Entre as referências sobre o assunto no campo educacional, há as contribuições únicas de Paulo Freire que dialogam significativamente com a dimensão sociocultural que do debate e com questões de classe. Destacamos especialmente suas reflexões sobre o debate autoridade versus autoritarismo que, dialogando com a noção de que há um privilégio epistêmico associado a autoridades epistêmicas específicas, levam à teorização da existência de um autoritarismo epistêmico. Isto é, dado um contexto em que é possível ter privilégios, é relativamente fácil imaginar um abuso desses privilégios, corrompendo-se o ideal de autoridade como descrito por Freire em que há uma forma de consentimento bem compreendido entre as partes da relação de poder (Ruckstadter; Ruckstadter; Souza, 2021; Freire, 2011; Pitano; Ghiggi, 2010).

## Considerações finais

No presente trabalho, exploramos o conceito de autoridade epistêmica para contribuir no modo como tratamos de indivíduos e instituições de destaque no debate público e que podem ser temas ou sujeitos de pesquisas no Ensino de Física. Estudos teóricos sobre diferentes concepções de um mesmo conceito como o nosso, em especial aqueles que se aprofundam em referências fora de nossa área, podem contribuir para mobilizações mais coerentes e uníssonas do conceito.

Para responder diretamente nossa questão sobre como melhor articular o conceito de autoridade epistêmica para demarcar adequadamente quem trabalha com educação e divulgação científica e quem simplesmente enuncia discursos não científicos, destacamos uma síntese das nossas reflexões: autoridade epistêmica é um potencial que certos indivíduos apresentam de gerar confiança ou chamar atenção associado mais fortemente à sua formação acadêmica em instituição de ensino superior do que

à disciplina curricular ou área de pesquisa específica. Isto é, uma figura de autoridade epistêmica é uma pessoa percebida como alguém capaz de representar e reproduzir aquilo que é considerado episteme pela comunidade acadêmica; uma percepção que, por sua vez, não está apartada de um contexto de reprodução de contradições, privilégios e desigualdades sociais possibilitadas pelos sistemas de ensino.

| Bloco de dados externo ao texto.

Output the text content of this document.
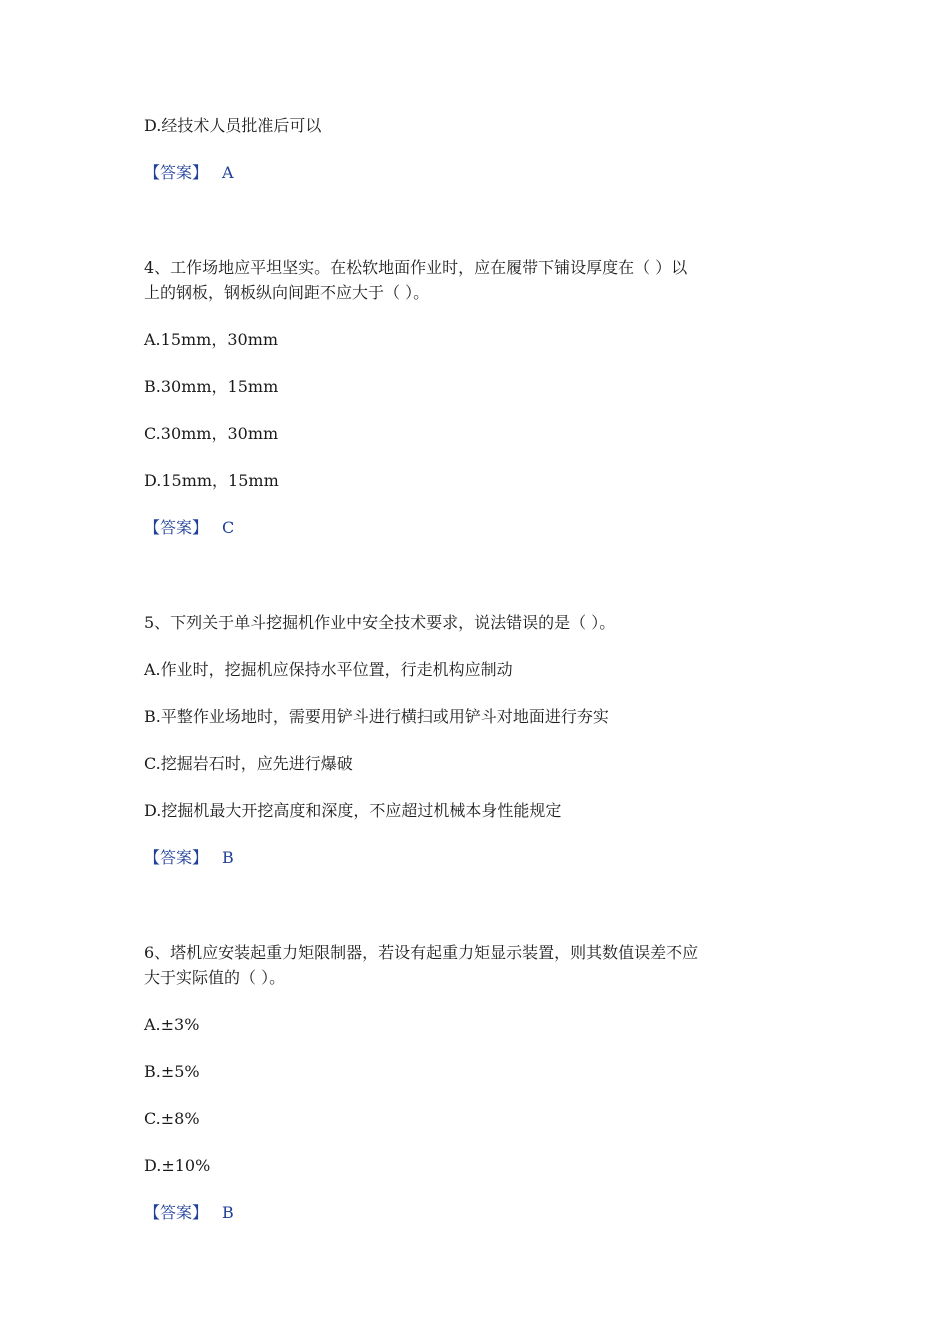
D.经技术人员批准后可以
【答案】 A
4、工作场地应平坦坚实。在松软地面作业时，应在履带下铺设厚度在（ ）以
上的钢板，钢板纵向间距不应大于（ ）。
A.15mm，30mm
B.30mm，15mm
C.30mm，30mm
D.15mm，15mm
【答案】 C
5、下列关于单斗挖掘机作业中安全技术要求，说法错误的是（ ）。
A.作业时，挖掘机应保持水平位置，行走机构应制动
B.平整作业场地时，需要用铲斗进行横扫或用铲斗对地面进行夯实
C.挖掘岩石时，应先进行爆破
D.挖掘机最大开挖高度和深度，不应超过机械本身性能规定
【答案】 B
6、塔机应安装起重力矩限制器，若设有起重力矩显示装置，则其数值误差不应
大于实际值的（ ）。
A.±3%
B.±5%
C.±8%
D.±10%
【答案】 B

Assim, como uma implicação da conceitualização, destacamos que nosso trabalho se justifica não só por possibilitar reflexões sobre formação e identidade docente a partir de um conceito específico, mas porque facilita o entendimento de que os contextos nos quais não se problematiza casos em que indivíduos de identidades marginalizadas tenham mais dificuldade de serem reconhecidas como autoridades epistêmicas ou nos quais não se condena casos de abuso da autoridade epistêmica, (isto é, casos de autoritarismo epistêmico) são contextos que fomentam e reproduzem não apenas o racismo e o capacitismo, mas também o cientificismo e a tecnocracia. Isso porque enquadram injustiças como algo aceitável em um status quo no qual pessoas já percebidas como experts, especialmente em questões científicas, continuam com uma posição de poder em uma realidade social desigual.

Por fim, reforçamos o entendimento de que as dimensões moral e política que estão na gênese da teoria de Zagzebski (2012), mas que perpassam outras conceitualizações como o trabalho de Janack (1997), não podem ser ignoradas ou desprezadas. Mesmo que as conexões entre diferentes referências e as reflexões que fizemos sobre elas acabem não reverberando entre futuras pesquisas de Ensino de Física e Educação em Ciências, consideramos importante o resgaste e o destaque dessas obras para que, mesmo que uma alternativa teórica algum dia se consolide na nossa área, o histórico de contribuições de outras áreas não seja esquecido. Além disso, destacamos que uma possível continuidade ou lacuna a ser preenchida em nossa exploração é um maior contato com o conceito de instituições epistêmicas justamente porque pode dar uma noção maior de materialidade ao debate.